The forest is a locale rich with meaning in literature, frequently representing femininity and the inner world or psyche as a dark and mystical setting that lacks the light or “reason” of the male presence. In my pieces, women inhabit the mysterious forest landscape by choice, interacting confidently and comfortably amongst dangerous animals, like wolves and tigers, who often represent cunning male predators. These women create a world for themselves that is not merely in harmony with nature; it is instead a world in which they are free to control their own body and mind.

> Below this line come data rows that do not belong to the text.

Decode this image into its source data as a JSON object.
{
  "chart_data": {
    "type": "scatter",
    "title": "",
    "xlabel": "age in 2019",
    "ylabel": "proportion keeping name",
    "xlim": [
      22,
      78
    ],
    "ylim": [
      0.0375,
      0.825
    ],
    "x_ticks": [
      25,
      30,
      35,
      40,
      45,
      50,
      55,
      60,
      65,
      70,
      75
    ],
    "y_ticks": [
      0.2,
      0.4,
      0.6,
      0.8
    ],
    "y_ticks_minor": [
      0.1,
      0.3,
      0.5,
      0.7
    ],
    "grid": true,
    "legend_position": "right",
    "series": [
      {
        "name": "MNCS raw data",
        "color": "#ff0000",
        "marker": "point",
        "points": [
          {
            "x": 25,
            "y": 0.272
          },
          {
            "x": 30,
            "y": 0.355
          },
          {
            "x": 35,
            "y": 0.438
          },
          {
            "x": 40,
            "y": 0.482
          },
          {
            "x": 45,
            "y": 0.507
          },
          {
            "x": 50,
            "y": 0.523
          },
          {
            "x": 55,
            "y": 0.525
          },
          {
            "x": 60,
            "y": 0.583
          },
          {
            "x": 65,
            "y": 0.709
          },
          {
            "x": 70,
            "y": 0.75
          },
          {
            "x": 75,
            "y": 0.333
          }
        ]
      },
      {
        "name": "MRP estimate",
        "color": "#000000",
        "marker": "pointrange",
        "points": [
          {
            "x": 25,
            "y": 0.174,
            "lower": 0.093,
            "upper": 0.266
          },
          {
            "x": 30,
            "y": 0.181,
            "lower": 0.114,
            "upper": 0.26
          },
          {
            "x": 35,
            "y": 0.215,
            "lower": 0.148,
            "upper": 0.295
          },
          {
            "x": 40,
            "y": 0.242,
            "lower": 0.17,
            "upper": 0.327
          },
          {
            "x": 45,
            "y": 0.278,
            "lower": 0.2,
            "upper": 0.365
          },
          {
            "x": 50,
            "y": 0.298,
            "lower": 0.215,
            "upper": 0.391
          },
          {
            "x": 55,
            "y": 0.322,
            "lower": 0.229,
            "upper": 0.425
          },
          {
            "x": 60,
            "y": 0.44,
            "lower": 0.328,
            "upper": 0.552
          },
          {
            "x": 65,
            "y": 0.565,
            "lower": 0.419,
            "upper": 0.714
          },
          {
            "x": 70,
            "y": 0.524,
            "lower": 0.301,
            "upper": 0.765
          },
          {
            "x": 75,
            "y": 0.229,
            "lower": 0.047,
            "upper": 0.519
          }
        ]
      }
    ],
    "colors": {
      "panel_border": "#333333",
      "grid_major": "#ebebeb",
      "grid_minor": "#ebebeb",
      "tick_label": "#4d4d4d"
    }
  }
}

In researching and re-reading Western fairy tales, I was struck by how some of these tales create narratives in which women are objectified, controlled, or unjustly punished. Using the symbolic language of symbols found in many fairy tales - birds, wolves, forests, food, hair, fairies, and flowers, my paintings explore contemporary notions of identity and womanhood. “The Bloody Chamber” by Angela Carter, along with the work of visual artists like Kiki Smith and Amy Cutler, who extract elements of fairy tales to speak about women’s relationships to animals and nature, have helped me further develop my artistic direction.
My paintings’ mood and messages are affected by the color palette; symbolic elements are brighter and often stand out against untouched white paper. My choice of watercolor as a medium helps create an enigmatic atmosphere. I aim to create a mystical environment in my paintings, depicting women as complex: simultaneously vulnerable and strong. In contrast to many of the tales I drew from, the figures in my paintings are agents of their own destiny.